Modern technology is changing the face of political action, making it easier for large groups to mobilise against regimes, as seen in the short-lived Arab Spring. It also enables dictators to track opponents more successfully than even the feared Stasi in East Germany. Right now, it feels like the tyrants are ahead in this game. 

Shortly after the full-scale Russian invasion of Ukraine in February 2022, a friend said to me that he was praying for Putin’s death or downfall. I asked him how sure he was that the person who replaced Putin would be better. If the pragmatic route for toppling a dictator involves strengthening different elites and empowering the masses, the likelihood is that the elites will take over, not the masses. Dictators never allow the components of civil society to form; democratic institutions take decades to build.  And they rarely anoint successors in advance, for fear alternative power bases are created. When dictators fall, it usually leads to initial chaos and violence before another elite can establish itself from which a new dictator will emerge.   

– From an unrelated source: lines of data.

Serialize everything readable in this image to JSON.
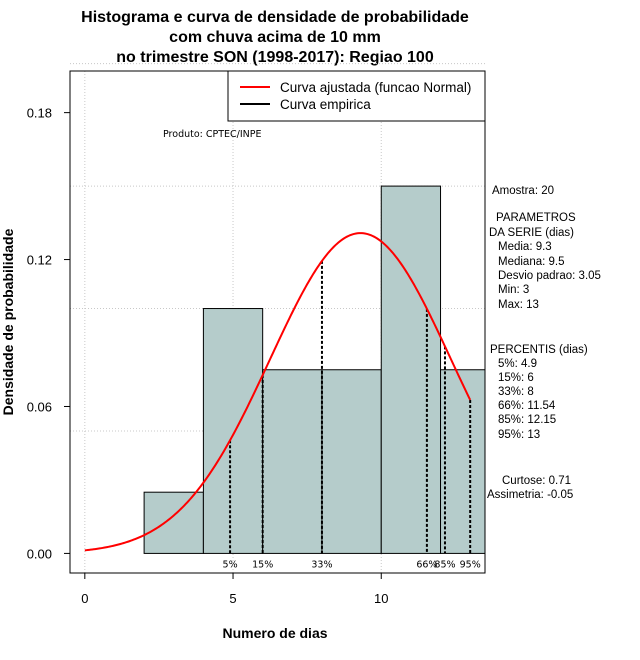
{
  "chart_data": {
    "type": "bar",
    "title_lines": [
      "Histograma e curva de densidade de probabilidade",
      "com chuva acima de 10 mm",
      "no trimestre SON (1998-2017): Regiao 100"
    ],
    "xlabel": "Numero de dias",
    "ylabel": "Densidade de probabilidade",
    "xlim": [
      -0.5,
      13.5
    ],
    "ylim": [
      -0.008,
      0.197
    ],
    "x_ticks": [
      0,
      5,
      10
    ],
    "y_ticks": [
      0.0,
      0.06,
      0.12,
      0.18
    ],
    "y_tick_labels": [
      "0.00",
      "0.06",
      "0.12",
      "0.18"
    ],
    "grid": true,
    "grid_x": [
      0,
      5,
      10
    ],
    "grid_y": [
      0.05,
      0.1,
      0.15,
      0.2
    ],
    "bar_color": "#b5cccb",
    "histogram": [
      {
        "x0": 2,
        "x1": 4,
        "density": 0.025
      },
      {
        "x0": 4,
        "x1": 6,
        "density": 0.1
      },
      {
        "x0": 6,
        "x1": 8,
        "density": 0.075
      },
      {
        "x0": 8,
        "x1": 10,
        "density": 0.075
      },
      {
        "x0": 10,
        "x1": 12,
        "density": 0.15
      },
      {
        "x0": 12,
        "x1": 14,
        "density": 0.075
      }
    ],
    "normal_curve": {
      "name": "Curva ajustada (funcao Normal)",
      "color": "#ff0000",
      "mean": 9.3,
      "sd": 3.05,
      "x_range": [
        0,
        13
      ]
    },
    "empirical_curve": {
      "name": "Curva empirica",
      "color": "#000000"
    },
    "percentiles": [
      {
        "label": "5%",
        "x": 4.9
      },
      {
        "label": "15%",
        "x": 6
      },
      {
        "label": "33%",
        "x": 8
      },
      {
        "label": "66%",
        "x": 11.54
      },
      {
        "label": "85%",
        "x": 12.15
      },
      {
        "label": "95%",
        "x": 13
      }
    ],
    "legend": {
      "position": "top-right",
      "entries": [
        "Curva ajustada (funcao Normal)",
        "Curva empirica"
      ]
    }
  },
  "product_note": "Produto: CPTEC/INPE",
  "stats_panel": {
    "sample": "Amostra: 20",
    "params_header": "PARAMETROS",
    "params_sub": "DA SERIE (dias)",
    "mean": "Media: 9.3",
    "median": "Mediana: 9.5",
    "sd": "Desvio padrao: 3.05",
    "min": "Min: 3",
    "max": "Max: 13",
    "percentis_header": "PERCENTIS (dias)",
    "p5": "5%: 4.9",
    "p15": "15%: 6",
    "p33": "33%: 8",
    "p66": "66%: 11.54",
    "p85": "85%: 12.15",
    "p95": "95%: 13",
    "kurtosis": "Curtose: 0.71",
    "skewness": "Assimetria: -0.05"
  }
}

In her inspired song of praise at the news she would give birth to the long-awaited Messiah, Mary observes how God ‘has brought down the powerful from their thrones and lifted up the lowly’.  It is a role reversal typical of St Luke, recorder of Mary’s song, a gift of eschatology many want realised today, not just in the world to come.  When the powerful are brought down from their throne today, they are typically replaced by the next most powerful person, and if the throne remains vacant or is contested, what follows often feels like the spirit that went out of a person in Matthew Gospel returning with seven other spirits more evil than itself, meaning ‘the last state of person is worse than the first’. 

This need not be a counsel of despair, but a call to informed intercessory prayer which is short on controlling advice for God’s geo-political strategy, and long on the wisdom and patience of the one throne that endures.